Je pense effectivement que tu te fais des "illusions négatives", ta marge de progression est beaucoup plus importante que ce que tu sembles penser. D'abord, tu fais trop peu de cas de tes possibilités musicales (qui sont très grandes, et que beaucoup pourraient t'envier) et ensuite tu te préoccupes beaucoup trop de problèmes de mécanisme. Les problèmes mécaniques peuvent être résolus pour beaucoup de pianistes ayant atteint un certain niveau, mais ça nécessite plusieurs conditions : d'abord il faut y passer le temps nécessaire, ensuite il faut avoir une formation adéquate, qu'on n'avait en général pas en France dans ma génération, et qu'on a peut-être un peu plus maintenant. Après ma formation initiale (j'étais persuadé à son terme d'être incapable de faire beaucoup de choses devant un piano) j'ai découvert vraiment des mondes sur le plan de la technique pure avec des artistes formés à l'étranger (même quand ils n'avaient pas des moyens pianistiques exceptionnels, loin de là). Et il faut faire une différence entre l'apprentissage de la technique et les moyens pianistiques initiaux. Il est clair que beaucoup de pianistes peuvent avoir une technique accomplie, sans avoir les moyens de Kissin ou de Martha Argerich ou de Berezowski. J'ai l'impression que quand tu parles des professionnels, tu fais référence à des pianistes de cette catégorie, qui sont les meilleurs du monde. Il est évident qu'énormément de professionnels ne jouent pas dans cette cour-là, et la plupart n'essaient même pas de donner une interprétation correcte des études de Chopin en public (très peu le font en fait, même Rubinstein n'a jamais enchaîné un cahier d'études en public, je crois).
Le problème n'est pas de savoir si on joue "comme un professionnel". Un professionnel c'est quelqu'un qui consacre sa vie à ça, qui a étudié le piano et la musique, et le plus souvent peu d'autres choses, dans sa jeunesse, qui paie un prix élevé sur le plan personnel pour être pianiste professionnel.

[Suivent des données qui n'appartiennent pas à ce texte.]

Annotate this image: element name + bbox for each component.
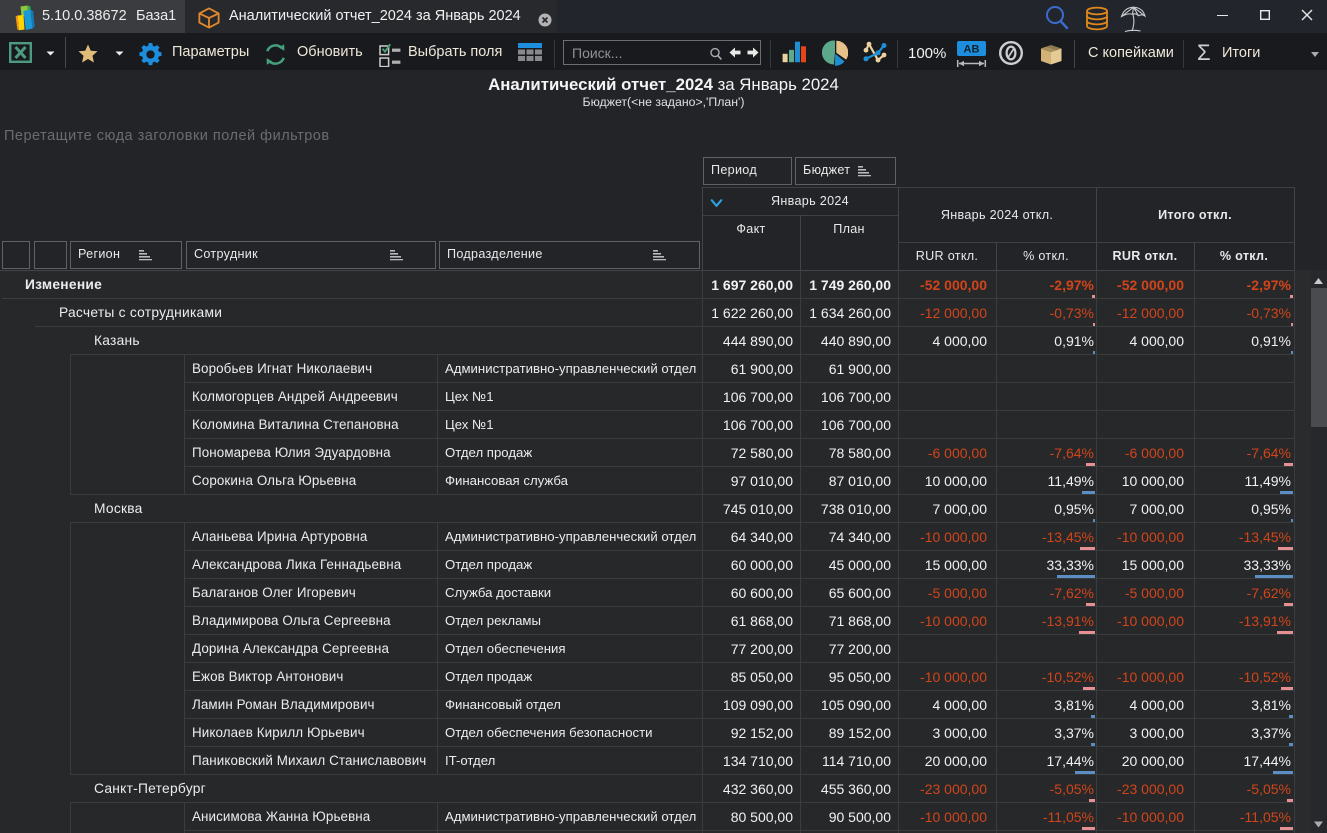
svg-text:AB: AB xyxy=(964,44,980,56)
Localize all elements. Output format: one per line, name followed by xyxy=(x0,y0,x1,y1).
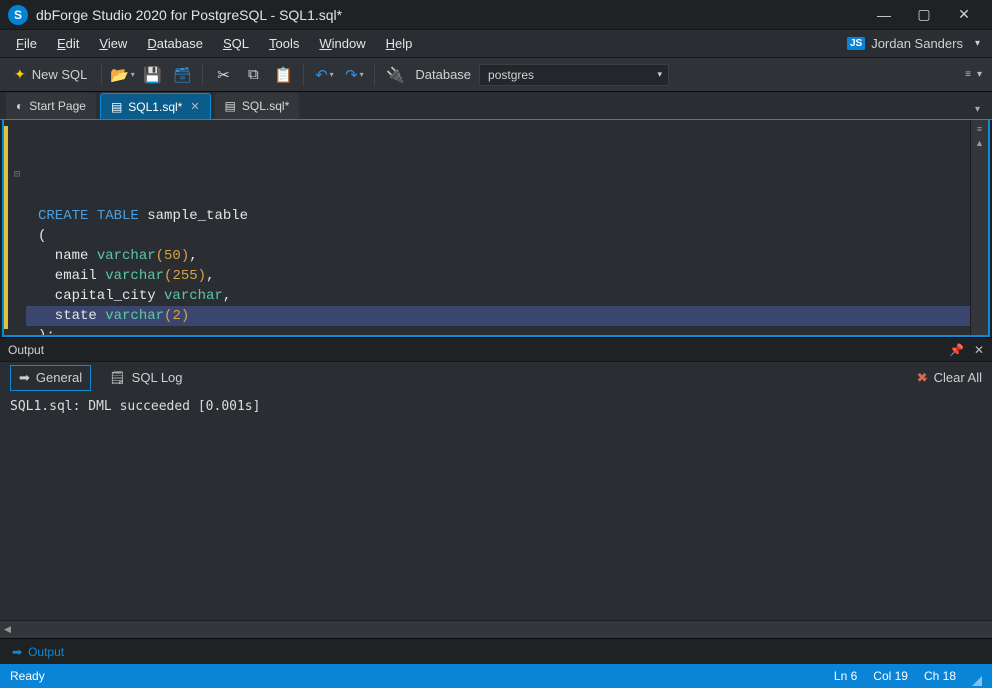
open-button[interactable]: 📂▾ xyxy=(108,62,136,88)
close-tab-icon[interactable]: ✕ xyxy=(190,100,199,113)
editor-wrap: ⊟ CREATE TABLE sample_table( name varcha… xyxy=(2,120,990,337)
fold-column: ⊟ xyxy=(12,126,48,335)
menu-view[interactable]: View xyxy=(89,33,137,54)
arrow-right-icon: ➡ xyxy=(19,370,30,386)
toolbar: ✦ New SQL 📂▾ 💾 🗃 ✂ ⧉ 📋 ↶▾ ↷▾ 🔌 Database … xyxy=(0,58,992,92)
change-gutter xyxy=(4,126,8,329)
close-window-button[interactable]: ✕ xyxy=(944,5,984,25)
resize-grip-icon[interactable] xyxy=(972,676,982,686)
clear-all-button[interactable]: ✖̴ Clear All xyxy=(917,370,982,386)
clear-all-label: Clear All xyxy=(934,370,982,385)
menu-help[interactable]: Help xyxy=(376,33,423,54)
status-ready: Ready xyxy=(10,669,45,683)
tab-start-page[interactable]: ◐ Start Page xyxy=(6,93,96,119)
tab-sql1[interactable]: ▤ SQL1.sql* ✕ xyxy=(100,93,211,119)
menu-edit[interactable]: Edit xyxy=(47,33,89,54)
code-line[interactable]: ); xyxy=(26,326,970,335)
chevron-down-icon: ▾ xyxy=(975,38,980,49)
close-panel-icon[interactable]: ✕ xyxy=(974,343,984,357)
code-line[interactable]: name varchar(50), xyxy=(26,246,970,266)
titlebar: S dbForge Studio 2020 for PostgreSQL - S… xyxy=(0,0,992,30)
output-tab-label: SQL Log xyxy=(132,370,183,385)
status-char: Ch 18 xyxy=(924,669,956,683)
document-tabstrip: ◐ Start Page ▤ SQL1.sql* ✕ ▤ SQL.sql* ▾ xyxy=(0,92,992,120)
output-tab-general[interactable]: ➡ General xyxy=(10,365,91,391)
scroll-up-icon[interactable]: ▲ xyxy=(975,138,984,148)
menu-window[interactable]: Window xyxy=(309,33,375,54)
tabs-overflow[interactable]: ▾ xyxy=(969,100,986,119)
save-button[interactable]: 💾 xyxy=(138,62,166,88)
undo-button[interactable]: ↶▾ xyxy=(310,62,338,88)
redo-button[interactable]: ↷▾ xyxy=(340,62,368,88)
log-icon: 🗒 xyxy=(109,370,126,386)
copy-button[interactable]: ⧉ xyxy=(239,62,267,88)
code-line[interactable]: email varchar(255), xyxy=(26,266,970,286)
menu-tools[interactable]: Tools xyxy=(259,33,309,54)
scroll-left-icon[interactable]: ◀ xyxy=(4,624,11,635)
menu-sql[interactable]: SQL xyxy=(213,33,259,54)
dock-tab-label: Output xyxy=(28,645,64,659)
output-tabs: ➡ General 🗒 SQL Log ✖̴ Clear All xyxy=(0,361,992,393)
menu-file[interactable]: File xyxy=(6,33,47,54)
status-column: Col 19 xyxy=(873,669,908,683)
menubar: File Edit View Database SQL Tools Window… xyxy=(0,30,992,58)
toolbar-overflow-icon[interactable]: ≡ xyxy=(965,69,971,80)
maximize-button[interactable]: ▢ xyxy=(904,5,944,25)
code-line[interactable]: ( xyxy=(26,226,970,246)
sparkle-icon: ✦ xyxy=(14,66,26,83)
tab-sql[interactable]: ▤ SQL.sql* xyxy=(215,93,300,119)
output-message: SQL1.sql: DML succeeded [0.001s] xyxy=(10,399,982,414)
document-icon: ▤ xyxy=(111,100,122,114)
split-icon[interactable]: ≡ xyxy=(977,124,982,134)
output-tab-sql-log[interactable]: 🗒 SQL Log xyxy=(101,366,190,390)
save-all-button[interactable]: 🗃 xyxy=(168,62,196,88)
cut-button[interactable]: ✂ xyxy=(209,62,237,88)
status-line: Ln 6 xyxy=(834,669,857,683)
code-line[interactable]: state varchar(2) xyxy=(26,306,970,326)
pin-icon[interactable]: 📌 xyxy=(949,343,964,357)
window-title: dbForge Studio 2020 for PostgreSQL - SQL… xyxy=(36,7,342,23)
database-label: Database xyxy=(415,67,471,82)
start-page-icon: ◐ xyxy=(16,99,23,113)
document-icon: ▤ xyxy=(225,99,236,113)
tab-label: SQL1.sql* xyxy=(128,100,182,114)
tab-label: Start Page xyxy=(29,99,86,113)
app-icon: S xyxy=(8,5,28,25)
database-select[interactable]: postgres ▾ xyxy=(479,64,669,86)
sql-editor[interactable]: ⊟ CREATE TABLE sample_table( name varcha… xyxy=(4,120,970,335)
dock: ➡ Output xyxy=(0,638,992,664)
minimize-button[interactable]: — xyxy=(864,5,904,25)
editor-scrollbar[interactable]: ≡ ▲ xyxy=(970,120,988,335)
user-account[interactable]: JS Jordan Sanders ▾ xyxy=(847,36,986,51)
arrow-right-icon: ➡ xyxy=(12,645,22,659)
clear-icon: ✖̴ xyxy=(917,370,928,386)
output-body: SQL1.sql: DML succeeded [0.001s] xyxy=(0,393,992,620)
chevron-down-icon: ▾ xyxy=(658,69,663,80)
connect-button[interactable]: 🔌 xyxy=(381,62,409,88)
dock-tab-output[interactable]: ➡ Output xyxy=(6,643,70,661)
code-line[interactable]: capital_city varchar, xyxy=(26,286,970,306)
chevron-down-icon[interactable]: ▾ xyxy=(977,69,982,80)
tab-label: SQL.sql* xyxy=(242,99,289,113)
new-sql-button[interactable]: ✦ New SQL xyxy=(6,62,95,88)
output-panel-title: Output xyxy=(8,343,44,357)
user-badge: JS xyxy=(847,37,865,50)
paste-button[interactable]: 📋 xyxy=(269,62,297,88)
output-panel-header: Output 📌 ✕ xyxy=(0,337,992,361)
menu-database[interactable]: Database xyxy=(137,33,213,54)
database-value: postgres xyxy=(488,68,534,82)
new-sql-label: New SQL xyxy=(32,67,88,82)
code-line[interactable]: CREATE TABLE sample_table xyxy=(26,206,970,226)
horizontal-scrollbar[interactable]: ◀ xyxy=(0,620,992,638)
output-tab-label: General xyxy=(36,370,82,385)
statusbar: Ready Ln 6 Col 19 Ch 18 xyxy=(0,664,992,688)
user-name: Jordan Sanders xyxy=(871,36,963,51)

Il est quand même juste qu'on ne puisse pas prétendre arriver au même résultat global en étant en plus ingénieur, médecin, énarque etc. Ca n'empêche pas qu'on peut essayer de bien jouer ce qu'on joue, et même de choisir ce qu'on joue en fonction de ce qu'on pense pouvoir y réaliser. C'est une manie d'amateur de vouloir à tout prix jouer Islamey, les 24 études de Chopin, la 6ème rhapsodie de Liszt etc. Un grand nombre de professionnels ne jouent pas ça justement. Ils essaient d'arriver à un compromis entre ce qu'on leur demande de jouer et ce qu'ils pensent pouvoir bien jouer (rares sont ceux qui proposent de donner les 24 études de Chopin dans un récital !).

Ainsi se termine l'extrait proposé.